AUBURN, Ala. — Will Muschamp hasn't been able to do any on-field coaching just yet. But Auburn's new defensive coordinator has already been able to get a grasp on his unit thanks to the Tigers' offseason workout program.
Coaches are permitted to monitor their players' progression in the weight room. And according to Muschamp, he's been able to do a bit more than that since he was hired in December.
"The NCAA allows us to meet with them and go over football and talk in terms of film. And (we can) watch film and go over football — schemes and things," he said. "You're able to do a lot more now than two years ago by what rules allow. But you play football with a helmet and shoulder pads on, and that's what I'm waiting to see."
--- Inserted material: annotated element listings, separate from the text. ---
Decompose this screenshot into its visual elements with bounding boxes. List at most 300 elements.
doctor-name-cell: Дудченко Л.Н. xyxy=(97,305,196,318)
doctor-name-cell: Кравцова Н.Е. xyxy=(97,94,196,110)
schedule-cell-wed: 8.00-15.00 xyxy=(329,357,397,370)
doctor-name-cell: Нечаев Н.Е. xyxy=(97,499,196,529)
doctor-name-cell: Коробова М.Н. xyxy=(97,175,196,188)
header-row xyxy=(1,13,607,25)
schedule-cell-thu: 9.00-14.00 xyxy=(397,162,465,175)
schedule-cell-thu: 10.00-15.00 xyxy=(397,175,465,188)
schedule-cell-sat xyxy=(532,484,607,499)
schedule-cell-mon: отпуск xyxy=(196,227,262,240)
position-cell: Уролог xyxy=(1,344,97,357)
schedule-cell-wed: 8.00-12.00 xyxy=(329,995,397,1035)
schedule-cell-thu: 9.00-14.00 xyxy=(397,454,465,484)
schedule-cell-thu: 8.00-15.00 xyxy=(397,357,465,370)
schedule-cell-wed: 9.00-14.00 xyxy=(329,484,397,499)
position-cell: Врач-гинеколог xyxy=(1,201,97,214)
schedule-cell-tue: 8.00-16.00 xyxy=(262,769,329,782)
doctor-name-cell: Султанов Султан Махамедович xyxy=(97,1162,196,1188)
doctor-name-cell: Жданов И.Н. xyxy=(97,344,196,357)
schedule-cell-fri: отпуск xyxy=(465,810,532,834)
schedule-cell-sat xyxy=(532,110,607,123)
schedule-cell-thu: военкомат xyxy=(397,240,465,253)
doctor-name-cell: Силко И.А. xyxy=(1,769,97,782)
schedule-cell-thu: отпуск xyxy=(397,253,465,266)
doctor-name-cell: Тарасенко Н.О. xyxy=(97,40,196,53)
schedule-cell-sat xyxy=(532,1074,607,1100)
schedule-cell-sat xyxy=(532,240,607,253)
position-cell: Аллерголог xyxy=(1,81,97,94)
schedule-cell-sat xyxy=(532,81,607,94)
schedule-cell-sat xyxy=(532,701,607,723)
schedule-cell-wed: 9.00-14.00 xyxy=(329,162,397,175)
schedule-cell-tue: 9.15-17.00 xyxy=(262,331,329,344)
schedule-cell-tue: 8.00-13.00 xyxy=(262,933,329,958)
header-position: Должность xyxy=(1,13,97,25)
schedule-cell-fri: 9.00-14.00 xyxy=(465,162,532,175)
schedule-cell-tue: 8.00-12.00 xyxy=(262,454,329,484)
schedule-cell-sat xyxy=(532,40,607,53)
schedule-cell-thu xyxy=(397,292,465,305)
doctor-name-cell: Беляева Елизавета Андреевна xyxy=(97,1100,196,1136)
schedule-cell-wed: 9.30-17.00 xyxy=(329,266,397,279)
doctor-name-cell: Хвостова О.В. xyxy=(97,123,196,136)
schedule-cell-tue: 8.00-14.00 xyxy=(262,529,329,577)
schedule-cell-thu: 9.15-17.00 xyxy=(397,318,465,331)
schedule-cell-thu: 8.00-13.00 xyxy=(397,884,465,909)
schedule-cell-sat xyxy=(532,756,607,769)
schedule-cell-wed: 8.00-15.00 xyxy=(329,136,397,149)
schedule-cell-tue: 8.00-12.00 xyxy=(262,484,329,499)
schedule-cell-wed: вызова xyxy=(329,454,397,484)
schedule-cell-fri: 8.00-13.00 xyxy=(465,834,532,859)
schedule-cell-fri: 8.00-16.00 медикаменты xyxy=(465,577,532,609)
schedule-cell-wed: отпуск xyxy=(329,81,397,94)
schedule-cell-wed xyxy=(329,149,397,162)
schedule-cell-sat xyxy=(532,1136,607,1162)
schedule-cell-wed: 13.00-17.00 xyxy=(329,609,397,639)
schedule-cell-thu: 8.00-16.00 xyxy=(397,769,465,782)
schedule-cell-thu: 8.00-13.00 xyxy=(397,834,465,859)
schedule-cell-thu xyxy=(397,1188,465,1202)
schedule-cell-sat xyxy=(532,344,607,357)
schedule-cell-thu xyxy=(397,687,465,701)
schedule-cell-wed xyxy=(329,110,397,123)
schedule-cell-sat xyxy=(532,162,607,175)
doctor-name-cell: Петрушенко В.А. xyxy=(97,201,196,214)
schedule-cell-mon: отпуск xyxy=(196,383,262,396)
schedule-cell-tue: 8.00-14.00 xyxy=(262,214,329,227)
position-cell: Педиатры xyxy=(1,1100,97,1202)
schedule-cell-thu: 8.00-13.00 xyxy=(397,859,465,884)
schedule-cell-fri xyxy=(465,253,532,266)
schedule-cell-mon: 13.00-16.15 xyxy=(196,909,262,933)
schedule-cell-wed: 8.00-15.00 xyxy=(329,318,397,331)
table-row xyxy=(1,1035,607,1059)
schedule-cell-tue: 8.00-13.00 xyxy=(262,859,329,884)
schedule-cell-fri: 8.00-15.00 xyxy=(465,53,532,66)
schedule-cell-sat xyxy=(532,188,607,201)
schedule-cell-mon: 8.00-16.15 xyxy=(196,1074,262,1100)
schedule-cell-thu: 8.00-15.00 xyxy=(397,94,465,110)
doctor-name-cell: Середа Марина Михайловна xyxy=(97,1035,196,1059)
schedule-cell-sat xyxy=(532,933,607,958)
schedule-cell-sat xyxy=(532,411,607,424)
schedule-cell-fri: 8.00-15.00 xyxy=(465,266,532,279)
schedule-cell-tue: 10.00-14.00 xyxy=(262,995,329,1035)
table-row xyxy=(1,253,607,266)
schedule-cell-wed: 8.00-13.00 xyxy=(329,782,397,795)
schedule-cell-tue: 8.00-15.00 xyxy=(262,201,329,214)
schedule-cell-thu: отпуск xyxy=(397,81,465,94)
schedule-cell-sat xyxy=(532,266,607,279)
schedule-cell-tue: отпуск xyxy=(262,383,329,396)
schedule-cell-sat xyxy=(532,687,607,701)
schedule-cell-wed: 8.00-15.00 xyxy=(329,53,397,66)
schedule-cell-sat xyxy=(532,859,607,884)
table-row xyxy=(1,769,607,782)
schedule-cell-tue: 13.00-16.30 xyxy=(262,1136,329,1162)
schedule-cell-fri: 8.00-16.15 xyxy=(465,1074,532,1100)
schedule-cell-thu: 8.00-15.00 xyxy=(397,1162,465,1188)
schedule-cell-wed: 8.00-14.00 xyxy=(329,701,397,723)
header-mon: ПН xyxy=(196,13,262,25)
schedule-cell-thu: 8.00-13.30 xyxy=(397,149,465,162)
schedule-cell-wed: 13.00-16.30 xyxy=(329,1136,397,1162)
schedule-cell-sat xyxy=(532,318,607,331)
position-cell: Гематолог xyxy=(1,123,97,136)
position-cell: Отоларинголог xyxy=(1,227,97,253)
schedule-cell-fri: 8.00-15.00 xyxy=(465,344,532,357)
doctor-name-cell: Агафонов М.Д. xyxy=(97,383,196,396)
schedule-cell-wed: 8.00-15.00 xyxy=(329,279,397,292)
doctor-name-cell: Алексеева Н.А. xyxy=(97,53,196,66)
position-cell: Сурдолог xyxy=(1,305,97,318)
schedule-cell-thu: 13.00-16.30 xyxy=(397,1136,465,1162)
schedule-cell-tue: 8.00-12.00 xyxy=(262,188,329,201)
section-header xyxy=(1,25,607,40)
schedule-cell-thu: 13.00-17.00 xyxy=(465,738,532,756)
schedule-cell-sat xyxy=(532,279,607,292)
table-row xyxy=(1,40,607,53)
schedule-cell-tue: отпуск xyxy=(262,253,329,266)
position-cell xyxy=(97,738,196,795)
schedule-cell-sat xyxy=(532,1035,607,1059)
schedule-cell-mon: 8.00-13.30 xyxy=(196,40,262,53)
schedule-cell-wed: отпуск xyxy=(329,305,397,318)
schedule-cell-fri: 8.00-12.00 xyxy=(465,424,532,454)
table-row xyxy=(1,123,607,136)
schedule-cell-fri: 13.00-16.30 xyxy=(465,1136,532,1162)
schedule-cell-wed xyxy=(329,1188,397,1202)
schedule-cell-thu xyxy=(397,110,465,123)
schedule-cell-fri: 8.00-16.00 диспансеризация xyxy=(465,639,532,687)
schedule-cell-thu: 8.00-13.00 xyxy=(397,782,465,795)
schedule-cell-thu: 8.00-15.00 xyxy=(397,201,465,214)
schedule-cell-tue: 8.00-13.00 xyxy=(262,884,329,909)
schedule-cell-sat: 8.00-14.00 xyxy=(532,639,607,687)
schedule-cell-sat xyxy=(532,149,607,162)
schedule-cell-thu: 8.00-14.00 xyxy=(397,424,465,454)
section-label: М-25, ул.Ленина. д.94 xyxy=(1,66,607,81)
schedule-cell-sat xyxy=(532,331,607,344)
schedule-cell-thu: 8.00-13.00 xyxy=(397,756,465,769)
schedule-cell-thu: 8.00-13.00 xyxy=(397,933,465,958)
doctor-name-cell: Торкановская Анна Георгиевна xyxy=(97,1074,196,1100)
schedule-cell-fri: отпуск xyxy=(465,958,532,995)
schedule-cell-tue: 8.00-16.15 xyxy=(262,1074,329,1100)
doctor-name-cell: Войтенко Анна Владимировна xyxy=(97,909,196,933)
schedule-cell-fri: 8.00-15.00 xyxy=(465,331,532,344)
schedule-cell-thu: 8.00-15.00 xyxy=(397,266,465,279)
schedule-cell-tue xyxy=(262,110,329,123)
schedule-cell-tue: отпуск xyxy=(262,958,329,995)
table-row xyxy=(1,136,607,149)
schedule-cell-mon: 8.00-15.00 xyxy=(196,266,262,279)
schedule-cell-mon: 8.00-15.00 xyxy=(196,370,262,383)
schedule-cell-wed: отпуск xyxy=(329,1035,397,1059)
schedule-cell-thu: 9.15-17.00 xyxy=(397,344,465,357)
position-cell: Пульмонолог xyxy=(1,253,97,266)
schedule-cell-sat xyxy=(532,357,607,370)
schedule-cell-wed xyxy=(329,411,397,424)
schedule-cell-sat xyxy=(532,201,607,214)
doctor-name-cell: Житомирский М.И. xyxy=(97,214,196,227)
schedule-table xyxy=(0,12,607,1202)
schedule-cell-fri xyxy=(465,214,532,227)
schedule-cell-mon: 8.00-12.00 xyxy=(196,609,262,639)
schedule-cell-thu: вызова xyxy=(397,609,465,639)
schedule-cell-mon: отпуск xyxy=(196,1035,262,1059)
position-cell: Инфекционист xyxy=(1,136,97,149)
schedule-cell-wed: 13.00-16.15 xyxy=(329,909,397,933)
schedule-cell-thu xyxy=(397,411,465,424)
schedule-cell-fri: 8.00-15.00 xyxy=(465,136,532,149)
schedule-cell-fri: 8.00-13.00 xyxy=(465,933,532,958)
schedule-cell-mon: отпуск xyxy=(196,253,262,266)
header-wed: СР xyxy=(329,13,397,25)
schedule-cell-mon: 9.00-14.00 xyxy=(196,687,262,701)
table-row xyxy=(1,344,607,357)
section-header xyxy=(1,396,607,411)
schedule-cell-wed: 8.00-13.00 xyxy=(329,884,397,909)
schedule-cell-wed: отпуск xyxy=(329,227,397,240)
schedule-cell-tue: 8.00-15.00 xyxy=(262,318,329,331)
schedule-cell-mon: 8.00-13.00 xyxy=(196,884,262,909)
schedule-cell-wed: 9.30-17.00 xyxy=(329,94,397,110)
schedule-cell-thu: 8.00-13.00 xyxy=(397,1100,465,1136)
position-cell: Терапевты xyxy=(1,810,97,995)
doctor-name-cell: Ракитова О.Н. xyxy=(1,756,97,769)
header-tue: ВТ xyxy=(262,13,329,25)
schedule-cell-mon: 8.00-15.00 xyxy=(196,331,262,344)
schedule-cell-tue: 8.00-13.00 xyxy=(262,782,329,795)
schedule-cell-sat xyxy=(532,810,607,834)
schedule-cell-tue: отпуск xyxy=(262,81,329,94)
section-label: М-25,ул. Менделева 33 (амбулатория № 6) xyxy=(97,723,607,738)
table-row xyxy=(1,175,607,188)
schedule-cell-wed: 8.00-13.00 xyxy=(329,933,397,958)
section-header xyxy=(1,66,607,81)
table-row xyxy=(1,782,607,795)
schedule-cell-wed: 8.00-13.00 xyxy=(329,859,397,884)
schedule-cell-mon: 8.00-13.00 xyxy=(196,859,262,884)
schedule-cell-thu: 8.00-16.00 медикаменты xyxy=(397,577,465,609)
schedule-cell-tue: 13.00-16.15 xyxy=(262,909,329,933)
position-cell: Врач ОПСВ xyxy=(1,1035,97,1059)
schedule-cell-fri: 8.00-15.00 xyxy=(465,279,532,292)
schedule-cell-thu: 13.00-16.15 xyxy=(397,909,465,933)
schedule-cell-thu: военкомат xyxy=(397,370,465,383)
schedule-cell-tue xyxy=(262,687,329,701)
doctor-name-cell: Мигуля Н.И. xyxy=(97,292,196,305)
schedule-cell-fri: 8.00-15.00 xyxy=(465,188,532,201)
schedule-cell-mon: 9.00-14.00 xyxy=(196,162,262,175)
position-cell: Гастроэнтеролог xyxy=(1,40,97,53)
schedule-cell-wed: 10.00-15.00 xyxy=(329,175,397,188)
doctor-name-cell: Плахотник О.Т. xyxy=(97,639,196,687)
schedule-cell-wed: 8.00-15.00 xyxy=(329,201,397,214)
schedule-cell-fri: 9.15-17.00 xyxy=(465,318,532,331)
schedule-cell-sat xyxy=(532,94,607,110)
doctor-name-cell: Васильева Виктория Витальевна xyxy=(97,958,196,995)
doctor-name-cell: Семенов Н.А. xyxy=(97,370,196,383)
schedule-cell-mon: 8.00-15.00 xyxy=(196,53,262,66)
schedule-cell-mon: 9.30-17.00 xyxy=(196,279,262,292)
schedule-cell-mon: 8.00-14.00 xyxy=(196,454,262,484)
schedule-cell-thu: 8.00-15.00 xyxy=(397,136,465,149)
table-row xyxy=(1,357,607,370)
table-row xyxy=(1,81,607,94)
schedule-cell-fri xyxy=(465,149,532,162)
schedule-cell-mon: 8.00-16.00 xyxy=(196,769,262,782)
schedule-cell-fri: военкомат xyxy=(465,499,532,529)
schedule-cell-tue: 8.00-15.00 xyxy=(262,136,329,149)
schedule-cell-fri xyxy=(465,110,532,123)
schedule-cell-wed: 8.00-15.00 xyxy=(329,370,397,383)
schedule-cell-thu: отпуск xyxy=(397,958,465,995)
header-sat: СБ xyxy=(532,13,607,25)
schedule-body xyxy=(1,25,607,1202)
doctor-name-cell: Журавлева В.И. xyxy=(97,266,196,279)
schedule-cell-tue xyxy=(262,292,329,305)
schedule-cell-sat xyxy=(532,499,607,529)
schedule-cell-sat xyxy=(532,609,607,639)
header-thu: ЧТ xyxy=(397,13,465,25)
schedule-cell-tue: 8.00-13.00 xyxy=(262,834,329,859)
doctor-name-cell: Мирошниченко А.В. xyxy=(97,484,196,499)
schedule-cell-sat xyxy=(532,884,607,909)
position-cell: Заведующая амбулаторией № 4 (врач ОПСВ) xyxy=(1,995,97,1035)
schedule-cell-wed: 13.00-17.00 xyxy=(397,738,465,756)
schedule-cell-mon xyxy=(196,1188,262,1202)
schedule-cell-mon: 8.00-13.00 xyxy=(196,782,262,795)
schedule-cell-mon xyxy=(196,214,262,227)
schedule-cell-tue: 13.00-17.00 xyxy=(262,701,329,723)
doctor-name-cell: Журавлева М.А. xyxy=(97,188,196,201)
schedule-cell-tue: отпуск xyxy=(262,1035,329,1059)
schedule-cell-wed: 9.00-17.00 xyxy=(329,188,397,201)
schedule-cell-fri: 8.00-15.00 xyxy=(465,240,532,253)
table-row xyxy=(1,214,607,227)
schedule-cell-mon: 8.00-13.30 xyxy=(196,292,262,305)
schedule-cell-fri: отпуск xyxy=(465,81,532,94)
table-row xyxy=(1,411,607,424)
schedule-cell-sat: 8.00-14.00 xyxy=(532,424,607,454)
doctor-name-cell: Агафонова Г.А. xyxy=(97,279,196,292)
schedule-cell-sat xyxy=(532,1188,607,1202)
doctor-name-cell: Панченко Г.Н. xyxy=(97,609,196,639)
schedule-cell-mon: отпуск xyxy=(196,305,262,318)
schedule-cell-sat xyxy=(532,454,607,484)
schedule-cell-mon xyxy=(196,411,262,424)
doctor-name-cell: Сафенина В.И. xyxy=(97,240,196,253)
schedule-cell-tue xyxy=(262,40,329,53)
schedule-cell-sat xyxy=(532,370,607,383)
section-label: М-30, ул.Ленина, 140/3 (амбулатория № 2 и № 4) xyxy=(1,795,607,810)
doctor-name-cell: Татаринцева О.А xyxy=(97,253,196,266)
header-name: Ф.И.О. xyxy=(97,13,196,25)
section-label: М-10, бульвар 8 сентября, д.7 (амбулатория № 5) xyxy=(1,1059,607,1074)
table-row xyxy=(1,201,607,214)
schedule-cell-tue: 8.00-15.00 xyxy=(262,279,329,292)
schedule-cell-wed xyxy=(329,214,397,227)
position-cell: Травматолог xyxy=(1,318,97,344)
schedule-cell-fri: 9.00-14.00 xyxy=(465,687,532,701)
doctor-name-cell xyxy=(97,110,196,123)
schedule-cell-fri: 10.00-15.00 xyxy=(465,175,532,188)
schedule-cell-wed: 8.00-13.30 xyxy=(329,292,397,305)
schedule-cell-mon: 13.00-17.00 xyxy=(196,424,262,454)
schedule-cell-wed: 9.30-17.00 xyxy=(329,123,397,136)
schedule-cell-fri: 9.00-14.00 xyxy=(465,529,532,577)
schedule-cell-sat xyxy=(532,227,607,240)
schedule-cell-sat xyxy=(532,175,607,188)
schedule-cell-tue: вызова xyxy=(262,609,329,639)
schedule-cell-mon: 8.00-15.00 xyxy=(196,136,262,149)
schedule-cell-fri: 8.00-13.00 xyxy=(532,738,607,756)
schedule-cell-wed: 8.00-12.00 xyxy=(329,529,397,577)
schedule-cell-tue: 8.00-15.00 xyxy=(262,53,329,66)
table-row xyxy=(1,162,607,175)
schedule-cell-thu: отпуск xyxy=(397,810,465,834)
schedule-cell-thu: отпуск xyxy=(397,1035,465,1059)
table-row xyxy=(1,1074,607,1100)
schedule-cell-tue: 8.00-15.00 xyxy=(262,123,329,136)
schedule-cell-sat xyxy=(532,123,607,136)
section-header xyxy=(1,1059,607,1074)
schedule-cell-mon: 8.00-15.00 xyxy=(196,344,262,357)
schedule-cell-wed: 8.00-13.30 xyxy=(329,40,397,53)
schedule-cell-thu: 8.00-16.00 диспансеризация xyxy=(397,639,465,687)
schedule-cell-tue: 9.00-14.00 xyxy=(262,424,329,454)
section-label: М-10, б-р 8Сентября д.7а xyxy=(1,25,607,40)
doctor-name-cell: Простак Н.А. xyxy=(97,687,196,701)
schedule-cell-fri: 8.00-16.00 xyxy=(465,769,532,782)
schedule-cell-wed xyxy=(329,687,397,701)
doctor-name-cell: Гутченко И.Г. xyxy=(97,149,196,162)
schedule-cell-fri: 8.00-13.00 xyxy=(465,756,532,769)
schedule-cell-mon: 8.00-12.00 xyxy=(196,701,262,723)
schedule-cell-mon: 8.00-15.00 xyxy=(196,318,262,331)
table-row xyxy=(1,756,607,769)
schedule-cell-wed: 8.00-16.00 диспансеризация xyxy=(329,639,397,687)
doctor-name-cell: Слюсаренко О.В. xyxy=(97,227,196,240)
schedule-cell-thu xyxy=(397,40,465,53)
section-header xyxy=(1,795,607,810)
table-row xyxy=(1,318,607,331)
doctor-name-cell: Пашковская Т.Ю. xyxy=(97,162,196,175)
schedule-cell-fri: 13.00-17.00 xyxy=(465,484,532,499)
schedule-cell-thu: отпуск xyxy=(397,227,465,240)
In 15 practices this spring — including the annual A-Day game on April 18 — Muschamp will have the chance to get a better feel for the players already on the roster. But this summer, the Tigers will bring in members of their 2015 recruiting class. Thanks to a change in the NCAA's by-laws made in December 2013, coaching staffs can now require players to take part in summer activities, capped at eight hours per week. Previously, coaches were not allowed any contact with their players during the summer months.
While the amended by-law doesn't include on-field activities, coaches can now work with players on conditioning, weight training and — perhaps most importantly — studying film up to two hours per week.
It is that aspect, Muschamp believes, that plays the biggest part in helping a high school player make a successful transition to the college level.
"A lot of it has to do with scheme, terminology, being able to understand (things), not thinking, but reacting when you get on the field," he said. "That's a huge part of being a good football player — being able to play fast and not have to think about your assignments, but react to your assignments. For guys, the more they hear it, the more reps they get at it mentally and physically, helps them be a better player."